Im Zentrum des Editions- und Forschungsprojekts steht der Berner Arzt, Botaniker, Dichter und Magistrat Albrecht von Haller (1708-1777). Im Projektzeitraum von sechs Jahren ist zum einen die Gesamtedition der Rezensionen Hallers (darunter mehr als 9'000 im führenden deutschsprachigen Rezensionsorgan Göttingische Gelehrte Anzeigen) als eines zentralen, aber noch weitgehend unbekannten Teils seines Œuvres geplant. Zum anderen soll eine begründete Auswahl von inhaltlich damit zusammenhängenden rund 8'000 Briefen ediert werden, als Zwischenetappe zur längerfristig angestrebten Gesamtedition von Hallers Korrespondenz, die insgesamt rund 17'000 Briefe umfasst.
Die digitale Edition erfolgt auf der Editions- und Forschungsplattform hallerNet, die gemeinsam mit dem Cologne Center for eHumanities (CCeH) erstellt wurde und Ende April 2019 online gehen wird. In einem grossen, von der Burgergemeinde und der Universität Bern finanzierten Umbauprojekt (haller online), konnten in hallerNet umfangreiche Metadaten integriert werden, die in mehreren SNF-Projekten seit Anfang der 1990er-Jahre in einer relationalen Verbunddatenbank erhoben worden waren. Die untereinander vielfältig verknüpften Daten zu rund 48'000 Publikationen, 25'000 Akteuren, 20'000 Briefen, 3'000 Orten, 2'900 Pflanzenarten, 1'000 Versammlungen und 850 Institutionen stehen der Edition in einer TEI-konformen XML-Datenstruktur zur Verfügung. Damit lassen sie sich als referenzierte Entitäten mit den edierten Textinhalten verbinden, sowohl auf der Ebene der privaten Kommunikation (Briefe) als auch auf der des öffentlichen Diskurses (Rezensionen). In der systematischen Verknüpfung der beiden komplementären Kommunikationsebenen liegt eine der Hauptinnovationen des Editionsprojekts.

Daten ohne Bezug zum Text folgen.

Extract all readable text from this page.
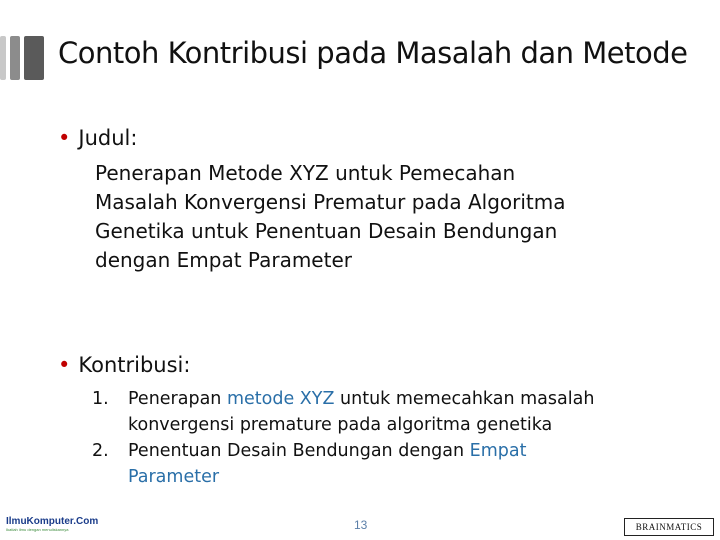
Contoh Kontribusi pada Masalah dan Metode
• Judul:
Penerapan Metode XYZ untuk Pemecahan
Masalah Konvergensi Prematur pada Algoritma
Genetika untuk Penentuan Desain Bendungan
dengan Empat Parameter
• Kontribusi:
1.	Penerapan metode XYZ untuk memecahkan masalah
konvergensi premature pada algoritma genetika
2.	Penentuan Desain Bendungan dengan Empat
Parameter
IlmuKomputer.Com
Ikatlah ilmu dengan menuliskannya	13	BRAINMATICS
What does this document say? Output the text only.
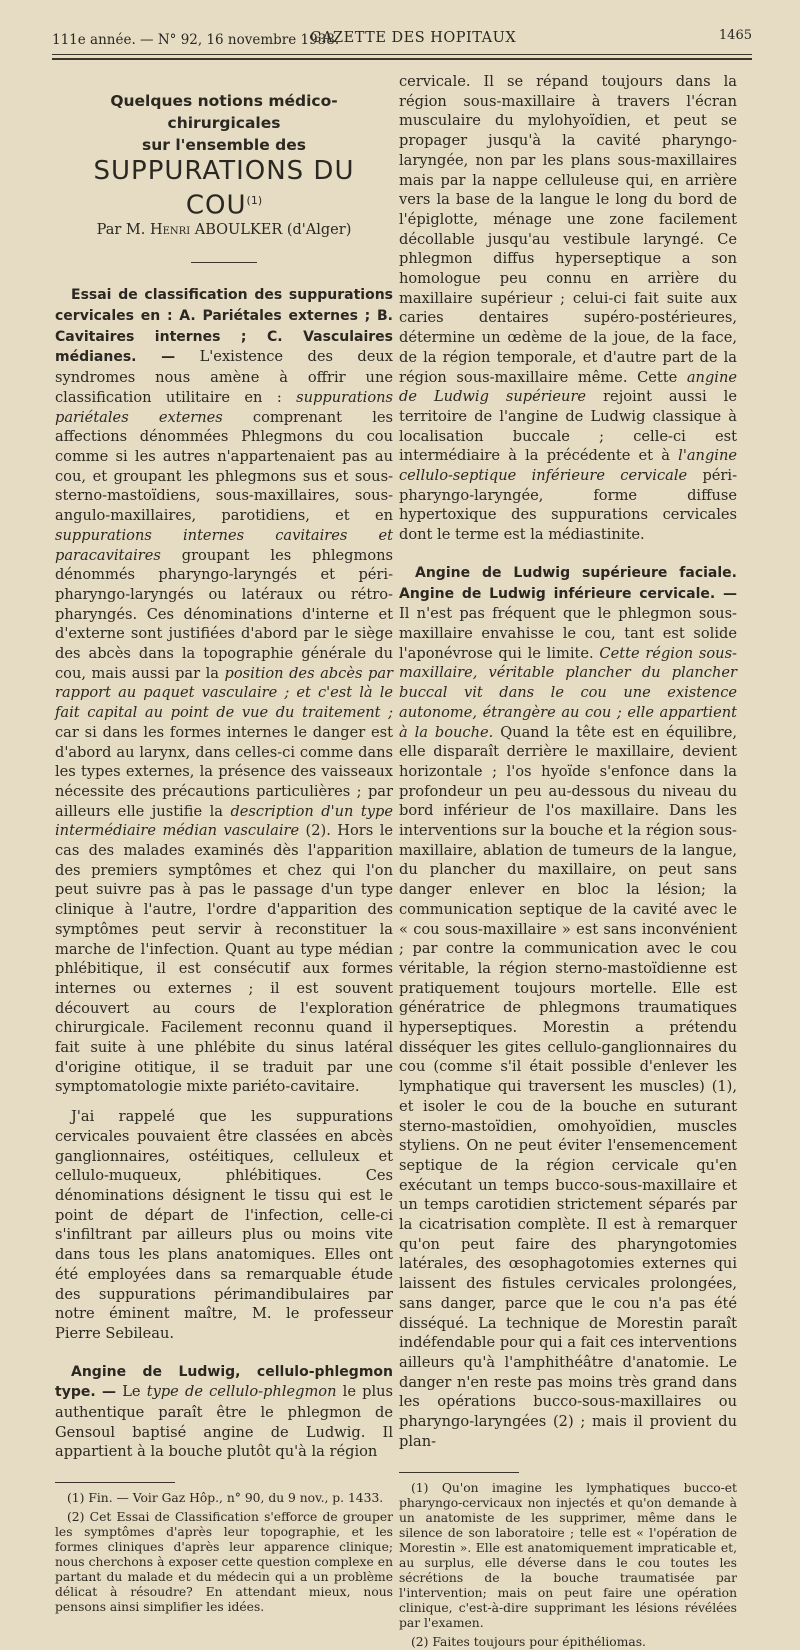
111e année. — N° 92, 16 novembre 1938.
GAZETTE DES HOPITAUX	1465

Quelques notions médico-chirurgicales

sur l'ensemble des

SUPPURATIONS DU COU$^{(1)}$

Par M. Henri ABOULKER (d'Alger)

Essai de classification des suppurations cervicales en : A. Pariétales externes ; B. Cavitaires internes ; C. Vasculaires médianes. — L'existence des deux syndromes nous amène à offrir une classification utilitaire en : suppurations pariétales externes comprenant les affections dénommées Phlegmons du cou comme si les autres n'appartenaient pas au cou, et groupant les phlegmons sus et sous-sterno-mastoïdiens, sous-maxillaires, sous-angulo-maxillaires, parotidiens, et en suppurations internes cavitaires et paracavitaires groupant les phlegmons dénommés pharyngo-laryngés et péri-pharyngo-laryngés ou latéraux ou rétro-pharyngés. Ces dénominations d'interne et d'externe sont justifiées d'abord par le siège des abcès dans la topographie générale du cou, mais aussi par la position des abcès par rapport au paquet vasculaire ; et c'est là le fait capital au point de vue du traitement ; car si dans les formes internes le danger est d'abord au larynx, dans celles-ci comme dans les types externes, la présence des vaisseaux nécessite des précautions particulières ; par ailleurs elle justifie la description d'un type intermédiaire médian vasculaire (2). Hors le cas des malades examinés dès l'apparition des premiers symptômes et chez qui l'on peut suivre pas à pas le passage d'un type clinique à l'autre, l'ordre d'apparition des symptômes peut servir à reconstituer la marche de l'infection. Quant au type médian phlébitique, il est consécutif aux formes internes ou externes ; il est souvent découvert au cours de l'exploration chirurgicale. Facilement reconnu quand il fait suite à une phlébite du sinus latéral d'origine otitique, il se traduit par une symptomatologie mixte pariéto-cavitaire.

J'ai rappelé que les suppurations cervicales pouvaient être classées en abcès ganglionnaires, ostéitiques, celluleux et cellulo-muqueux, phlébitiques. Ces dénominations désignent le tissu qui est le point de départ de l'infection, celle-ci s'infiltrant par ailleurs plus ou moins vite dans tous les plans anatomiques. Elles ont été employées dans sa remarquable étude des suppurations périmandibulaires par notre éminent maître, M. le professeur Pierre Sebileau.

Angine de Ludwig, cellulo-phlegmon type. — Le type de cellulo-phlegmon le plus authentique paraît être le phlegmon de Gensoul baptisé angine de Ludwig. Il appartient à la bouche plutôt qu'à la région

(1) Fin. — Voir Gaz Hôp., n° 90, du 9 nov., p. 1433.

(2) Cet Essai de Classification s'efforce de grouper les symptômes d'après leur topographie, et les formes cliniques d'après leur apparence clinique; nous cherchons à exposer cette question complexe en partant du malade et du médecin qui a un problème délicat à résoudre? En attendant mieux, nous pensons ainsi simplifier les idées.

cervicale. Il se répand toujours dans la région sous-maxillaire à travers l'écran musculaire du mylohyoïdien, et peut se propager jusqu'à la cavité pharyngo-laryngée, non par les plans sous-maxillaires mais par la nappe celluleuse qui, en arrière vers la base de la langue le long du bord de l'épiglotte, ménage une zone facilement décollable jusqu'au vestibule laryngé. Ce phlegmon diffus hyperseptique a son homologue peu connu en arrière du maxillaire supérieur ; celui-ci fait suite aux caries dentaires supéro-postérieures, détermine un œdème de la joue, de la face, de la région temporale, et d'autre part de la région sous-maxillaire même. Cette angine de Ludwig supérieure rejoint aussi le territoire de l'angine de Ludwig classique à localisation buccale ; celle-ci est intermédiaire à la précédente et à l'angine cellulo-septique inférieure cervicale péri-pharyngo-laryngée, forme diffuse hypertoxique des suppurations cervicales dont le terme est la médiastinite.

Angine de Ludwig supérieure faciale. Angine de Ludwig inférieure cervicale. — Il n'est pas fréquent que le phlegmon sous-maxillaire envahisse le cou, tant est solide l'aponévrose qui le limite. Cette région sous-maxillaire, véritable plancher du plancher buccal vit dans le cou une existence autonome, étrangère au cou ; elle appartient à la bouche. Quand la tête est en équilibre, elle disparaît derrière le maxillaire, devient horizontale ; l'os hyoïde s'enfonce dans la profondeur un peu au-dessous du niveau du bord inférieur de l'os maxillaire. Dans les interventions sur la bouche et la région sous-maxillaire, ablation de tumeurs de la langue, du plancher du maxillaire, on peut sans danger enlever en bloc la lésion; la communication septique de la cavité avec le « cou sous-maxillaire » est sans inconvénient ; par contre la communication avec le cou véritable, la région sterno-mastoïdienne est pratiquement toujours mortelle. Elle est génératrice de phlegmons traumatiques hyperseptiques. Morestin a prétendu disséquer les gites cellulo-ganglionnaires du cou (comme s'il était possible d'enlever les lymphatique qui traversent les muscles) (1), et isoler le cou de la bouche en suturant sterno-mastoïdien, omohyoïdien, muscles styliens. On ne peut éviter l'ensemencement septique de la région cervicale qu'en exécutant un temps bucco-sous-maxillaire et un temps carotidien strictement séparés par la cicatrisation complète. Il est à remarquer qu'on peut faire des pharyngotomies latérales, des œsophagotomies externes qui laissent des fistules cervicales prolongées, sans danger, parce que le cou n'a pas été disséqué. La technique de Morestin paraît indéfendable pour qui a fait ces interventions ailleurs qu'à l'amphithéâtre d'anatomie. Le danger n'en reste pas moins très grand dans les opérations bucco-sous-maxillaires ou pharyngo-laryngées (2) ; mais il provient du plan-

(1) Qu'on imagine les lymphatiques bucco-et pharyngo-cervicaux non injectés et qu'on demande à un anatomiste de les supprimer, même dans le silence de son laboratoire ; telle est « l'opération de Morestin ». Elle est anatomiquement impraticable et, au surplus, elle déverse dans le cou toutes les sécrétions de la bouche traumatisée par l'intervention; mais on peut faire une opération clinique, c'est-à-dire supprimant les lésions révélées par l'examen.

(2) Faites toujours pour épithéliomas.
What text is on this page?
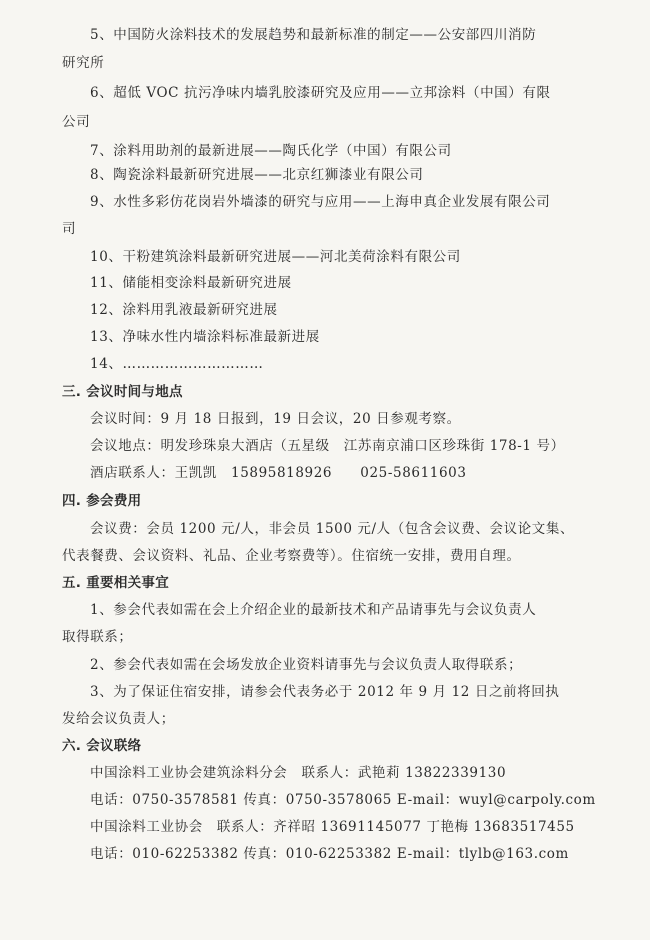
5、中国防火涂料技术的发展趋势和最新标准的制定——公安部四川消防
研究所
6、超低 VOC 抗污净味内墙乳胶漆研究及应用——立邦涂料（中国）有限
公司
7、涂料用助剂的最新进展——陶氏化学（中国）有限公司
8、陶瓷涂料最新研究进展——北京红狮漆业有限公司
9、水性多彩仿花岗岩外墙漆的研究与应用——上海申真企业发展有限公司
司
10、干粉建筑涂料最新研究进展——河北美荷涂料有限公司
11、储能相变涂料最新研究进展
12、涂料用乳液最新研究进展
13、净味水性内墙涂料标准最新进展
14、…………………………
三. 会议时间与地点
会议时间：9 月 18 日报到，19 日会议，20 日参观考察。
会议地点：明发珍珠泉大酒店（五星级　江苏南京浦口区珍珠街 178-1 号）
酒店联系人：王凯凯　15895818926　　025-58611603
四. 参会费用
会议费：会员 1200 元/人，非会员 1500 元/人（包含会议费、会议论文集、
代表餐费、会议资料、礼品、企业考察费等）。住宿统一安排，费用自理。
五. 重要相关事宜
1、参会代表如需在会上介绍企业的最新技术和产品请事先与会议负责人
取得联系；
2、参会代表如需在会场发放企业资料请事先与会议负责人取得联系；
3、为了保证住宿安排，请参会代表务必于 2012 年 9 月 12 日之前将回执
发给会议负责人；
六. 会议联络
中国涂料工业协会建筑涂料分会　联系人：武艳莉 13822339130
电话：0750-3578581 传真：0750-3578065 E-mail：wuyl@carpoly.com
中国涂料工业协会　联系人：齐祥昭 13691145077 丁艳梅 13683517455
电话：010-62253382 传真：010-62253382 E-mail：tlylb@163.com
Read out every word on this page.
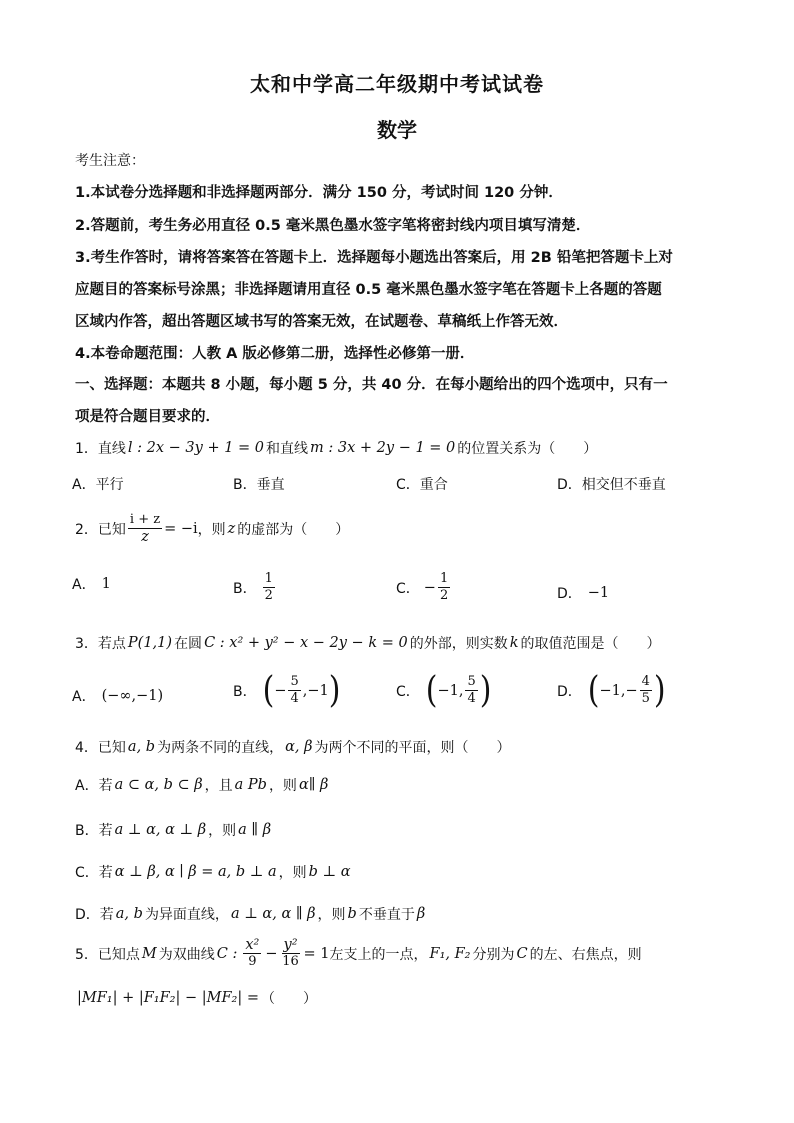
太和中学高二年级期中考试试卷
数学
考生注意：
1.本试卷分选择题和非选择题两部分．满分 150 分，考试时间 120 分钟．
2.答题前，考生务必用直径 0.5 毫米黑色墨水签字笔将密封线内项目填写清楚．
3.考生作答时，请将答案答在答题卡上．选择题每小题选出答案后，用 2B 铅笔把答题卡上对
应题目的答案标号涂黑；非选择题请用直径 0.5 毫米黑色墨水签字笔在答题卡上各题的答题
区域内作答，超出答题区域书写的答案无效，在试题卷、草稿纸上作答无效．
4.本卷命题范围：人教 A 版必修第二册，选择性必修第一册．
一、选择题：本题共 8 小题，每小题 5 分，共 40 分．在每小题给出的四个选项中，只有一
项是符合题目要求的．
1．直线 l : 2x − 3y + 1 = 0 和直线 m : 3x + 2y − 1 = 0 的位置关系为（　　）
A．平行	B．垂直	C．重合	D．相交但不垂直
2．已知 $\frac{i + z}{z} = -i$ ，则 z 的虚部为（　　）
A． 1	B． $\frac{1}{2}$	C． − $\frac{1}{2}$	D． −1
3．若点 P(1,1) 在圆 C : x² + y² − x − 2y − k = 0 的外部，则实数 k 的取值范围是（　　）
A． (−∞,−1)	B． ( − $\frac{5}{4} ,-1$ )	C． ( −1, $\frac{5}{4}$ )	D． ( $-1,- \frac{4}{5}$ )
4．已知 a, b 为两条不同的直线， α, β 为两个不同的平面，则（　　）
A．若 a ⊂ α, b ⊂ β ，且 a Pb ，则 α∥ β
B．若 a ⊥ α, α ⊥ β ，则 a ∥ β
C．若 α ⊥ β, α ∣ β = a, b ⊥ a ，则 b ⊥ α
D．若 a, b 为异面直线， a ⊥ α, α ∥ β ，则 b 不垂直于 β
5．已知点 M 为双曲线 C : $\frac{\text{x²}}{9} - \frac{\text{y²}}{16} = 1$ 左支上的一点， F₁, F₂ 分别为 C 的左、右焦点，则
|MF₁| + |F₁F₂| − |MF₂| = （　　）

Das Projekt zielt nicht nur auf Hallers singuläre Bedeutung, sondern ebenso auf seine paradigmatische Gestalt, die sich dank ihrer vielfältigen Aktivitäten und aufgrund des grossen Korpus an überliefertem Material hervorragend dazu eignet, zentrale Themen, Praktiken und Dynamiken in der Gelehrten- und Aufklärungswelt des 18. Jahrhunderts zu analysieren. Dadurch wird ein Quellenkorpus greifbar, das vor allem für die aktuell prosperierenden Forschungsfelder rund um Praktiken des Wissens, Gelehrten-Netzwerke, die Herausbildung wissenschaftlicher Disziplinen in der entstehenden Scientific community sowie die Transfer- und Verflechtungsgeschichte im 18. Jahrhundert anregend ist. Weiter werden Aspekte der Entwicklung von Gattungen und Textsorten sowie der Verbindung von gelehrter und literarischer Kommunikations- und Publikationsformen sichtbar.